COMMENT FINIT CE COQUIN DE JUDAS


L’aurore commençait à montrer son bout de nez rose, quand Jésus parut de nouveau devant le Sanhédrin.

Caïphe et ses collègues, — sauf Nicodème, toujours muet comme un sépulcre, — avaient hâte de se débarrasser du gêneur.

Pendant qu’on recousait sa tunique fendue du haut en bas, le grand-prêtre avait pensé à une chose : c’est que depuis l’occupation romaine, la justice israélite n’avait pas le droit de prononcer des condamnations à mort ; ce droit était réservé au représentant de César.

Or, Caïphe avait un patriotisme particulier : il estimait que Jésus, ne fût-il pas un vaurien de la pire espèce, constituait un danger de premier ordre pour ses concitoyens. Avec sa manie de se proclamer roi des Juifs, il pouvait, un jour ou l’autre, entraîner une certaine quantité de badauds, et qui sait si cette révolte ne serait pas pour les Romains un prétexte de massacre et de nouveau tribut à imposer ?

— Condamnons d’abord notre prisonnier, puisqu’il est coupable d’innombrables infractions à la loi, se disait-il : de cette façon, nous démontrerons bien aux autorités romaines que nous repoussons toute solidarité à l’égard des actes de ce chenapan. Après quoi, nous l’enverrons au gouverneur Ponce-Pilate, qui lui réglera son affaire.

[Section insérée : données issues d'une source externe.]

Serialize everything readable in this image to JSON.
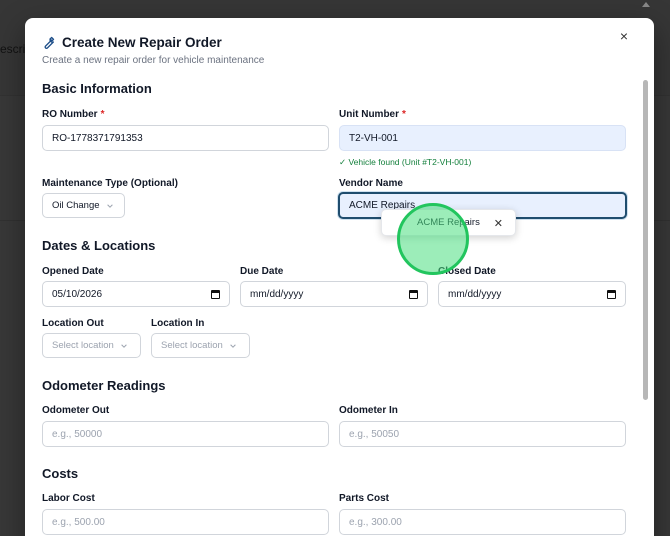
{
  "background": {
    "partial_text": "escrip"
  },
  "modal": {
    "title": "Create New Repair Order",
    "subtitle": "Create a new repair order for vehicle maintenance",
    "close_glyph": "×"
  },
  "basic": {
    "heading": "Basic Information",
    "ro_label": "RO Number",
    "ro_value": "RO-1778371791353",
    "unit_label": "Unit Number",
    "unit_value": "T2-VH-001",
    "unit_hint": "✓ Vehicle found (Unit #T2-VH-001)",
    "maint_label": "Maintenance Type (Optional)",
    "maint_value": "Oil Change",
    "vendor_label": "Vendor Name",
    "vendor_value": "ACME Repairs",
    "vendor_suggestion": "ACME Repairs",
    "required_mark": "*"
  },
  "dates": {
    "heading": "Dates & Locations",
    "opened_label": "Opened Date",
    "opened_value": "05/10/2026",
    "due_label": "Due Date",
    "due_value": "mm/dd/yyyy",
    "closed_label": "Closed Date",
    "closed_value": "mm/dd/yyyy",
    "loc_out_label": "Location Out",
    "loc_out_value": "Select location",
    "loc_in_label": "Location In",
    "loc_in_value": "Select location"
  },
  "odometer": {
    "heading": "Odometer Readings",
    "out_label": "Odometer Out",
    "out_placeholder": "e.g., 50000",
    "in_label": "Odometer In",
    "in_placeholder": "e.g., 50050"
  },
  "costs": {
    "heading": "Costs",
    "labor_label": "Labor Cost",
    "labor_placeholder": "e.g., 500.00",
    "parts_label": "Parts Cost",
    "parts_placeholder": "e.g., 300.00"
  },
  "icons": {
    "title_icon": "wrench-icon",
    "close": "close-icon",
    "calendar": "calendar-icon",
    "chevron": "chevron-down-icon"
  },
  "colors": {
    "focus_border": "#1f4d6e",
    "filled_bg": "#e8f0fe",
    "success_text": "#15803d",
    "required": "#dc2626",
    "cursor_highlight": "#22c55e"
  }
}
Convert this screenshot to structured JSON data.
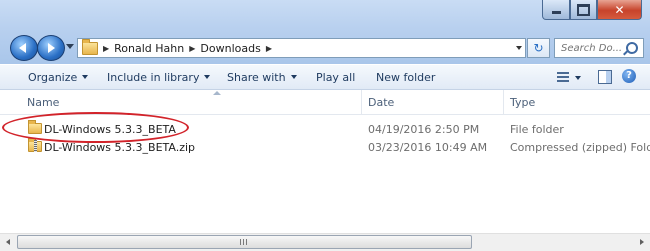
{
  "address_bar": {
    "crumbs": [
      "Ronald Hahn",
      "Downloads"
    ],
    "search_placeholder": "Search Do..."
  },
  "toolbar": {
    "organize": "Organize",
    "include_in_library": "Include in library",
    "share_with": "Share with",
    "play_all": "Play all",
    "new_folder": "New folder"
  },
  "columns": {
    "name": "Name",
    "date": "Date",
    "type": "Type"
  },
  "files": [
    {
      "name": "DL-Windows 5.3.3_BETA",
      "date": "04/19/2016 2:50 PM",
      "type": "File folder",
      "icon": "folder-icon"
    },
    {
      "name": "DL-Windows 5.3.3_BETA.zip",
      "date": "03/23/2016 10:49 AM",
      "type": "Compressed (zipped) Folder",
      "icon": "zip-folder-icon"
    }
  ],
  "colors": {
    "highlight": "#d2232a",
    "close_button": "#c7432b"
  }
}
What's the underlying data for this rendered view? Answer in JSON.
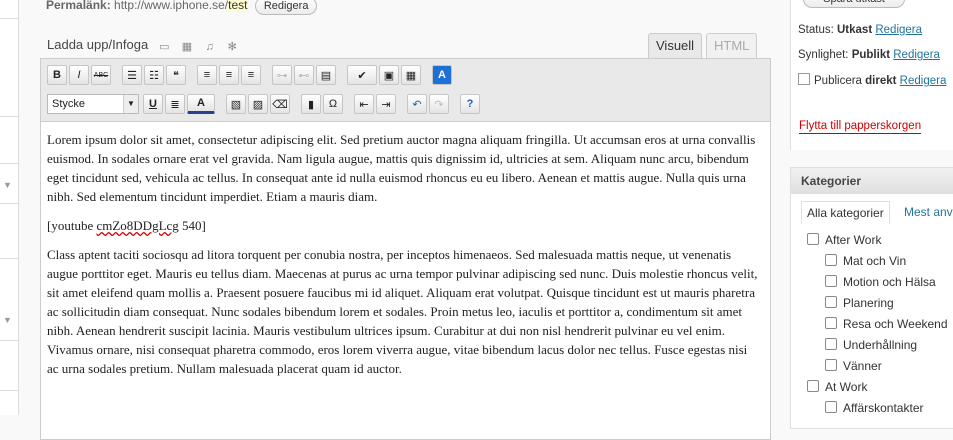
{
  "permalink": {
    "label": "Permalänk:",
    "base_url": "http://www.iphone.se/",
    "slug": "test",
    "edit_button": "Redigera"
  },
  "media": {
    "label": "Ladda upp/Infoga",
    "icons": [
      "image-icon",
      "video-icon",
      "audio-icon",
      "media-icon"
    ]
  },
  "editor_tabs": {
    "visual": "Visuell",
    "html": "HTML"
  },
  "toolbar": {
    "format_select": "Stycke",
    "row1": [
      {
        "name": "bold-button",
        "glyph": "B"
      },
      {
        "name": "italic-button",
        "glyph": "I"
      },
      {
        "name": "strikethrough-button",
        "glyph": "ABC"
      },
      {
        "name": "bullet-list-button",
        "glyph": "☰"
      },
      {
        "name": "numbered-list-button",
        "glyph": "☷"
      },
      {
        "name": "blockquote-button",
        "glyph": "❝"
      },
      {
        "name": "align-left-button",
        "glyph": "≡"
      },
      {
        "name": "align-center-button",
        "glyph": "≡"
      },
      {
        "name": "align-right-button",
        "glyph": "≡"
      },
      {
        "name": "insert-link-button",
        "glyph": "⊶"
      },
      {
        "name": "unlink-button",
        "glyph": "⊷"
      },
      {
        "name": "insert-more-button",
        "glyph": "▤"
      },
      {
        "name": "spellcheck-button",
        "glyph": "✔"
      },
      {
        "name": "fullscreen-button",
        "glyph": "▣"
      },
      {
        "name": "kitchen-sink-button",
        "glyph": "▦"
      },
      {
        "name": "app-store-button",
        "glyph": "A"
      }
    ],
    "row2": [
      {
        "name": "underline-button",
        "glyph": "U"
      },
      {
        "name": "justify-button",
        "glyph": "≣"
      },
      {
        "name": "text-color-button",
        "glyph": "A"
      },
      {
        "name": "paste-text-button",
        "glyph": "▧"
      },
      {
        "name": "paste-word-button",
        "glyph": "▨"
      },
      {
        "name": "remove-format-button",
        "glyph": "⌫"
      },
      {
        "name": "insert-media-button",
        "glyph": "▮"
      },
      {
        "name": "special-char-button",
        "glyph": "Ω"
      },
      {
        "name": "outdent-button",
        "glyph": "⇤"
      },
      {
        "name": "indent-button",
        "glyph": "⇥"
      },
      {
        "name": "undo-button",
        "glyph": "↶"
      },
      {
        "name": "redo-button",
        "glyph": "↷"
      },
      {
        "name": "help-button",
        "glyph": "?"
      }
    ]
  },
  "content": {
    "p1": "Lorem ipsum dolor sit amet, consectetur adipiscing elit. Sed pretium auctor magna aliquam fringilla. Ut accumsan eros at urna convallis euismod. In sodales ornare erat vel gravida. Nam ligula augue, mattis quis dignissim id, ultricies at sem. Aliquam nunc arcu, bibendum eget tincidunt sed, vehicula ac tellus. In consequat ante id nulla euismod rhoncus eu eu libero. Aenean et mattis augue. Nulla quis urna nibh. Sed elementum tincidunt imperdiet. Etiam a mauris diam.",
    "shortcode_start": "[youtube ",
    "shortcode_id": "cmZo8DDgLcg",
    "shortcode_end": " 540]",
    "p3": "Class aptent taciti sociosqu ad litora torquent per conubia nostra, per inceptos himenaeos. Sed malesuada mattis neque, ut venenatis augue porttitor eget. Mauris eu tellus diam. Maecenas at purus ac urna tempor pulvinar adipiscing sed nunc. Duis molestie rhoncus velit, sit amet eleifend quam mollis a. Praesent posuere faucibus mi id aliquet. Aliquam erat volutpat. Quisque tincidunt est ut mauris pharetra ac sollicitudin diam consequat. Nunc sodales bibendum lorem et sodales. Proin metus leo, iaculis et porttitor a, condimentum sit amet nibh. Aenean hendrerit suscipit lacinia. Mauris vestibulum ultrices ipsum. Curabitur at dui non nisl hendrerit pulvinar eu vel enim. Vivamus ornare, nisi consequat pharetra commodo, eros lorem viverra augue, vitae bibendum lacus dolor nec tellus. Fusce egestas nisi ac urna sodales pretium. Nullam malesuada placerat quam id auctor."
  },
  "publish": {
    "top_button": "Spara utkast",
    "status_label": "Status: ",
    "status_value": "Utkast",
    "visibility_label": "Synlighet: ",
    "visibility_value": "Publikt",
    "publish_label": "Publicera ",
    "publish_value": "direkt",
    "edit_link": "Redigera",
    "trash_link": "Flytta till papperskorgen"
  },
  "categories": {
    "title": "Kategorier",
    "tab_all": "Alla kategorier",
    "tab_most": "Mest anv",
    "items": [
      {
        "label": "After Work",
        "child": false
      },
      {
        "label": "Mat och Vin",
        "child": true
      },
      {
        "label": "Motion och Hälsa",
        "child": true
      },
      {
        "label": "Planering",
        "child": true
      },
      {
        "label": "Resa och Weekend",
        "child": true
      },
      {
        "label": "Underhållning",
        "child": true
      },
      {
        "label": "Vänner",
        "child": true
      },
      {
        "label": "At Work",
        "child": false
      },
      {
        "label": "Affärskontakter",
        "child": true
      }
    ]
  }
}
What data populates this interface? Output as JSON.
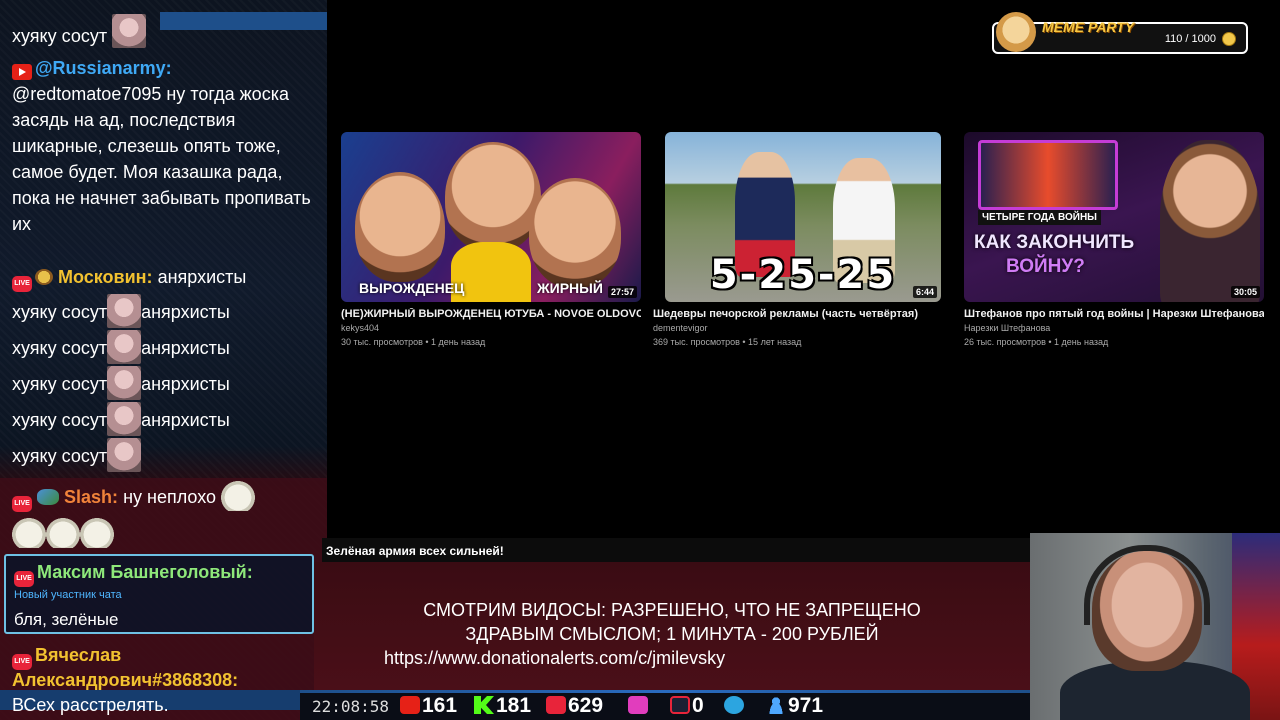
{
  "chat": {
    "top_fragment": "хуяку сосут",
    "msg_russianarmy": {
      "nick": "@Russianarmy:",
      "text": "@redtomatoe7095 ну тогда жоска засядь на ад, последствия шикарные, слезешь опять тоже, самое будет. Моя казашка рада, пока не начнет забывать пропивать их"
    },
    "msg_moskovin": {
      "nick": "Московин:",
      "first_text": "анярхисты",
      "lines": [
        "хуяку сосут",
        "анярхисты",
        "хуяку сосут",
        "анярхисты",
        "хуяку сосут",
        "анярхисты",
        "хуяку сосут",
        "анярхисты",
        "хуяку сосут"
      ]
    },
    "msg_slash": {
      "nick": "Slash:",
      "text": "ну неплохо"
    },
    "msg_highlight": {
      "nick": "Максим Башнеголовый:",
      "badge": "Новый участник чата",
      "text": "бля, зелёные"
    },
    "msg_vyacheslav": {
      "nick_line1": "Вячеслав",
      "nick_line2": "Александрович#3868308:",
      "text": "ВСех расстрелять."
    }
  },
  "meme_party": {
    "title": "MEME PARTY",
    "count": "110 / 1000"
  },
  "videos": [
    {
      "title": "(НЕ)ЖИРНЫЙ ВЫРОЖДЕНЕЦ ЮТУБА - NOVOE OLDOVOE",
      "channel": "kekys404",
      "meta": "30 тыс. просмотров • 1 день назад",
      "duration": "27:57",
      "thumb_text_left": "ВЫРОЖДЕНЕЦ",
      "thumb_text_right": "ЖИРНЫЙ"
    },
    {
      "title": "Шедевры печорской рекламы (часть четвёртая)",
      "channel": "dementevigor",
      "meta": "369 тыс. просмотров • 15 лет назад",
      "duration": "6:44",
      "thumb_text": "5-25-25"
    },
    {
      "title": "Штефанов про пятый год войны | Нарезки Штефанова",
      "channel": "Нарезки Штефанова",
      "meta": "26 тыс. просмотров • 1 день назад",
      "duration": "30:05",
      "thumb_banner": "ЧЕТЫРЕ ГОДА ВОЙНЫ",
      "thumb_big1": "КАК ЗАКОНЧИТЬ",
      "thumb_big2": "ВОЙНУ?"
    }
  ],
  "ticker": "Зелёная армия всех сильней!",
  "banner": {
    "line1": "СМОТРИМ ВИДОСЫ: РАЗРЕШЕНО, ЧТО НЕ ЗАПРЕЩЕНО",
    "line2": "ЗДРАВЫМ СМЫСЛОМ; 1 МИНУТА - 200 РУБЛЕЙ",
    "link": "https://www.donationalerts.com/c/jmilevsky"
  },
  "stats": {
    "time": "22:08:58",
    "youtube": "161",
    "kick": "181",
    "live": "629",
    "vkplay": "",
    "rutube": "0",
    "total": "971"
  },
  "colors": {
    "nick_blue": "#3fa9f5",
    "nick_yellow": "#f2c230",
    "nick_orange": "#f0833a",
    "nick_green": "#8ee87a",
    "nick_gold": "#f2c230"
  }
}
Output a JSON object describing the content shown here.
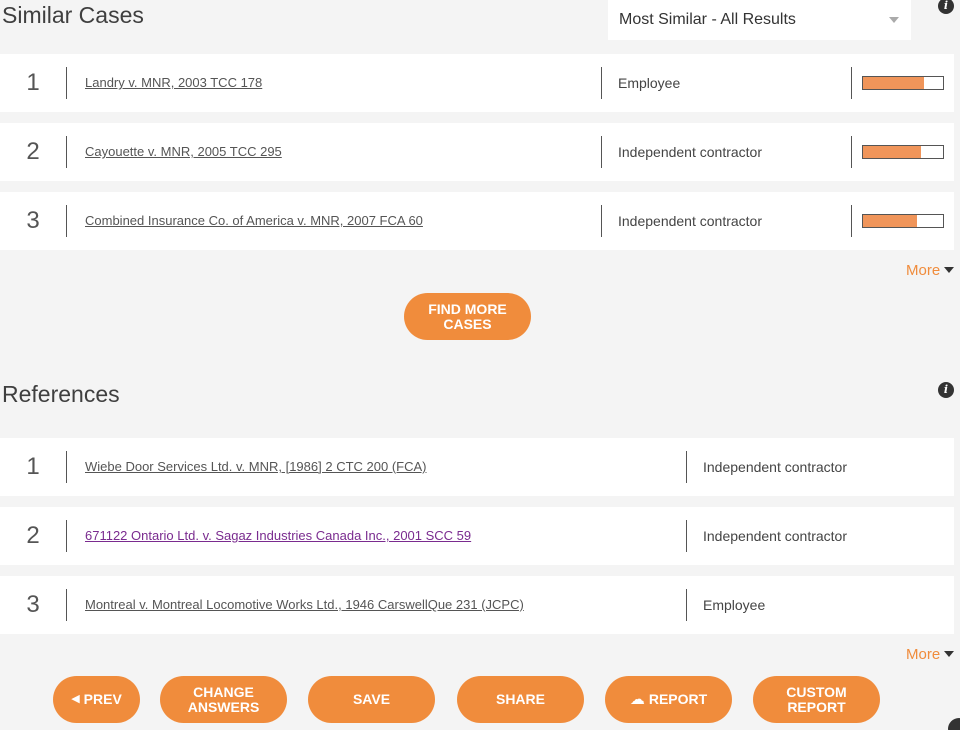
{
  "similar_cases": {
    "title": "Similar Cases",
    "sort_selected": "Most Similar - All Results",
    "more_label": "More",
    "find_more_label": "FIND MORE\nCASES",
    "rows": [
      {
        "num": "1",
        "case": "Landry v. MNR, 2003 TCC 178",
        "outcome": "Employee",
        "similarity": 0.76
      },
      {
        "num": "2",
        "case": "Cayouette v. MNR, 2005 TCC 295",
        "outcome": "Independent contractor",
        "similarity": 0.72
      },
      {
        "num": "3",
        "case": "Combined Insurance Co. of America v. MNR, 2007 FCA 60",
        "outcome": "Independent contractor",
        "similarity": 0.68
      }
    ]
  },
  "references": {
    "title": "References",
    "more_label": "More",
    "rows": [
      {
        "num": "1",
        "case": "Wiebe Door Services Ltd. v. MNR, [1986] 2 CTC 200 (FCA)",
        "outcome": "Independent contractor"
      },
      {
        "num": "2",
        "case": "671122 Ontario Ltd. v. Sagaz Industries Canada Inc., 2001 SCC 59",
        "outcome": "Independent contractor"
      },
      {
        "num": "3",
        "case": "Montreal v. Montreal Locomotive Works Ltd., 1946 CarswellQue 231 (JCPC)",
        "outcome": "Employee"
      }
    ]
  },
  "footer": {
    "prev": "PREV",
    "change_answers": "CHANGE\nANSWERS",
    "save": "SAVE",
    "share": "SHARE",
    "report": "REPORT",
    "custom_report": "CUSTOM\nREPORT"
  },
  "colors": {
    "accent": "#f08c3c",
    "bar_fill": "#f0955a",
    "background": "#f4f4f4",
    "visited_link": "#7a2b8f"
  },
  "icons": {
    "info": "info-icon",
    "caret": "caret-down-icon",
    "prev": "triangle-left-icon",
    "report": "cloud-upload-icon"
  }
}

Le second interrogatoire de Jésus n’offrit donc pas grand intérêt.

On lui demanda s’il était le Christ, c’est-à-dire s’il se prétendait oint par Dieu pour être le Messie qui devait délivrer les Juifs.

— Si tu es le Christ, dis-le-nous, fit Caïphe.

Jésus, en qui ne fonctionnait pas à ce moment la nature divine et qui cherchait à esquiver une condamnation, ne répondit ni oui ni non.

— Si je vous dis que je suis le Christ, murmura-t-il, vous ne me croirez pas, et si je vous pose à mon tour des questions, vous ne me répondrez pas et vous ne me laisserez point aller.

— Puisqu’il se renferme de parti-pris dans des réponses équivoques, commanda Caïphe, qu’on le conduise chez Ponce-Pilate.

Le capitaine des gardes transmit cet ordre à ses hommes qui l’exécutèrent aussitôt.

Pendant ce temps-là, qu’était devenu Judas ?

Après avoir conduit les soldats au jardin de Gethsémani, il suivit de loin l’escorte jusqu’au palais des grands-prêtres. Il se fit tenir au courant de ce qui se passait. Puis, le remords le prit ; il était temps !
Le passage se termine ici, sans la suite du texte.